- Born: 8 October 1971 (age 54) Xolmón, Aquismón, San Luis Potosí
- Other name: El Hummer
- Employers: Mexican Army (1991–1999); Gulf Cartel/Los Zetas (suspected);
- Criminal status: Incarcerated
- Criminal charge: Murder, drug trafficking, organized crime, mercenary
- Penalty: 35 years

= Jaime González Durán =

Mexican drug trafficker (born 1971)

Jaime González Durán (a.k.a. El Hummer, born 8 October 1971) is a Mexican former drug lord who was one of the 14 original founding members and third-in-command of the criminal organization known as Los Zetas. A former Mexican Army elite soldier of the Grupo Aeromóvil de Fuerzas Especiales (GAFE), he was trained in counter-insurgency and locating and apprehending drug cartel members.
At the age of 20, he joined the Armed Forces, on 15 November 1991, being accepted into the Army and Air Force with the military registration B-8987689 processed in Salinas Victoria, Nuevo León. He received specialized training by US forces and the Israeli Defense Force, integrating the Special Forces Airborne Group (GAFE), with the specialty of location, combat and apprehension of members of drug trafficking groups, but at seven years, four months and nine days of service defected as a specialized soldier, on 24 February 1999.
After Osiel's arrest, González controlled a large-scale illegal drug distribution and transfer to the United States, mostly of cocaine and marijuana. He also controlled much of the illegal drug trade in the Mexican states of Nuevo León, Michoacán, Hidalgo, Veracruz, Tabasco, Quintana Roo and Mexico City. The Attorney General has cataloged him as one of the most dangerous and violent of organized crime members, and one of the most wanted by Mexican and U.S. justice.

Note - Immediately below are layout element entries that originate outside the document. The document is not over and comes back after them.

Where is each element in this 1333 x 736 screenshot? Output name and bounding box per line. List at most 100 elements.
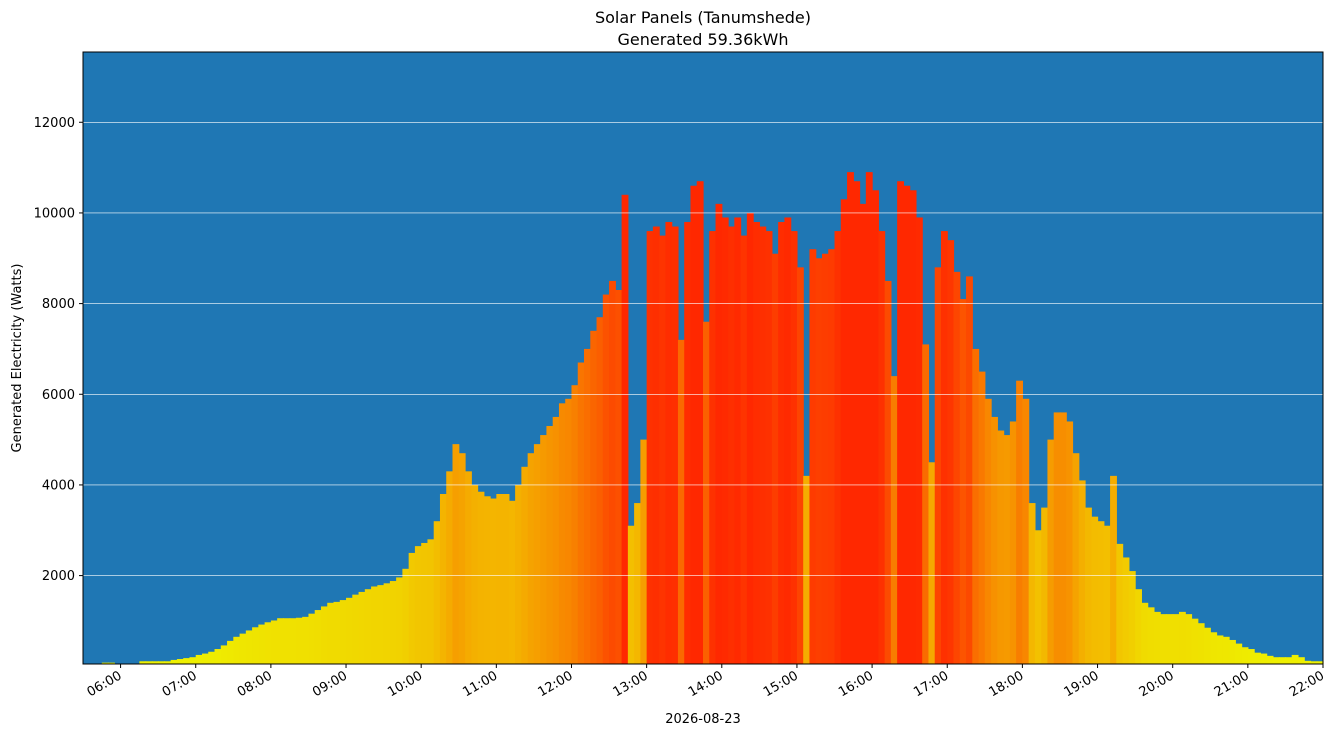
chart-title: Solar Panels (Tanumshede) bbox=[595, 8, 811, 27]
generation-bars bbox=[101, 172, 1324, 665]
generation-bar bbox=[565, 398, 573, 664]
generation-bar bbox=[270, 620, 278, 664]
generation-bar bbox=[721, 217, 729, 664]
x-tick-label: 11:00 bbox=[460, 668, 500, 700]
generation-bar bbox=[139, 661, 147, 664]
generation-bar bbox=[477, 491, 485, 664]
x-tick-label: 20:00 bbox=[1137, 668, 1177, 700]
generation-bar bbox=[164, 661, 172, 664]
generation-bar bbox=[771, 253, 779, 665]
generation-bar bbox=[358, 591, 366, 664]
generation-bar bbox=[108, 662, 115, 664]
generation-bar bbox=[734, 217, 742, 664]
generation-bar bbox=[314, 610, 322, 664]
generation-bar bbox=[1247, 649, 1255, 664]
x-tick-label: 15:00 bbox=[761, 668, 801, 700]
generation-bar bbox=[1147, 607, 1155, 664]
generation-bar bbox=[427, 539, 435, 664]
x-tick-label: 09:00 bbox=[310, 668, 350, 700]
x-tick-label: 21:00 bbox=[1212, 668, 1252, 700]
generation-bar bbox=[828, 249, 836, 664]
x-tick-label: 12:00 bbox=[536, 668, 576, 700]
y-axis-ticks: 2000 4000 6000 8000 10000 12000 bbox=[34, 116, 83, 584]
generation-bar bbox=[1172, 614, 1180, 664]
generation-bar bbox=[809, 249, 817, 664]
generation-bar bbox=[1222, 636, 1230, 664]
generation-bar bbox=[740, 235, 748, 664]
generation-bar bbox=[552, 416, 560, 664]
generation-bar bbox=[1291, 654, 1299, 664]
generation-bar bbox=[1279, 657, 1287, 664]
generation-bar bbox=[521, 466, 529, 664]
generation-bar bbox=[421, 542, 429, 664]
generation-bar bbox=[558, 403, 566, 664]
generation-bar bbox=[596, 317, 604, 664]
y-axis-label: Generated Electricity (Watts) bbox=[10, 264, 25, 453]
generation-bar bbox=[458, 453, 466, 664]
generation-bar bbox=[847, 172, 854, 664]
generation-bar bbox=[1210, 632, 1218, 664]
generation-bar bbox=[959, 299, 967, 664]
generation-bar bbox=[584, 348, 591, 664]
generation-bar bbox=[277, 618, 284, 664]
generation-bar bbox=[915, 217, 923, 664]
generation-bar bbox=[1153, 611, 1161, 664]
generation-bar bbox=[170, 659, 178, 664]
generation-bar bbox=[815, 258, 823, 664]
x-tick-label: 17:00 bbox=[911, 668, 951, 700]
generation-bar bbox=[878, 231, 886, 664]
generation-bar bbox=[533, 444, 541, 664]
generation-bar bbox=[703, 321, 710, 664]
generation-bar bbox=[1178, 611, 1186, 664]
generation-bar bbox=[671, 226, 679, 664]
x-tick-label: 06:00 bbox=[85, 668, 125, 700]
generation-bar bbox=[396, 577, 403, 664]
generation-bar bbox=[377, 585, 385, 664]
generation-bar bbox=[940, 231, 948, 664]
generation-bar bbox=[1241, 647, 1249, 664]
generation-bar bbox=[320, 606, 328, 664]
generation-bar bbox=[439, 494, 447, 664]
generation-bar bbox=[220, 645, 228, 664]
generation-bar bbox=[214, 649, 222, 664]
generation-bar bbox=[389, 581, 397, 664]
generation-bar bbox=[1103, 525, 1111, 664]
generation-bar bbox=[609, 280, 616, 664]
generation-bar bbox=[627, 525, 635, 664]
generation-bar bbox=[571, 385, 579, 664]
generation-bar bbox=[953, 271, 961, 664]
generation-bar bbox=[502, 494, 510, 664]
generation-bar bbox=[1009, 421, 1017, 664]
generation-bar bbox=[1122, 557, 1130, 664]
generation-bar bbox=[1316, 661, 1324, 664]
generation-bar bbox=[872, 190, 879, 664]
generation-bar bbox=[746, 212, 754, 664]
generation-bar bbox=[778, 222, 786, 664]
generation-bar bbox=[364, 589, 372, 664]
generation-bar bbox=[346, 597, 353, 664]
generation-bar bbox=[928, 462, 936, 664]
generation-bar bbox=[1185, 614, 1193, 664]
generation-bar bbox=[634, 503, 641, 664]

González Durán is believed to have been responsible for the murder of narcocorridos singer Valentín Elizalde.

==Arrest==
González was arrested on 7 November 2008 and taken into custody by Mexican Federal Police agents in Reynosa, Tamaulipas. A vast arsenal of firearms and ammunition were confiscated with his arrest. The Mexican Attorney General filed charges against him for his probable responsibility of organized crime and crimes against health. He was admitted in the maximum security federal prison Penal del Altiplano, in Almoloya de Juarez, Mexico State, where he was serving a sentence of 35 years. He was extradited from Mexico to the United States on Oct. 20, 2022.

==Kingpin Act sanction==
On 24 March 2010, the United States Department of the Treasury sanctioned González Durán under the Foreign Narcotics Kingpin Designation Act (sometimes referred to simply as the "Kingpin Act"), for his involvement in drug trafficking along with fifty-three other international criminals and ten foreign entities. The act prohibited U.S. citizens and companies from doing any kind of business activity with him, and virtually froze all his assets in the U.S.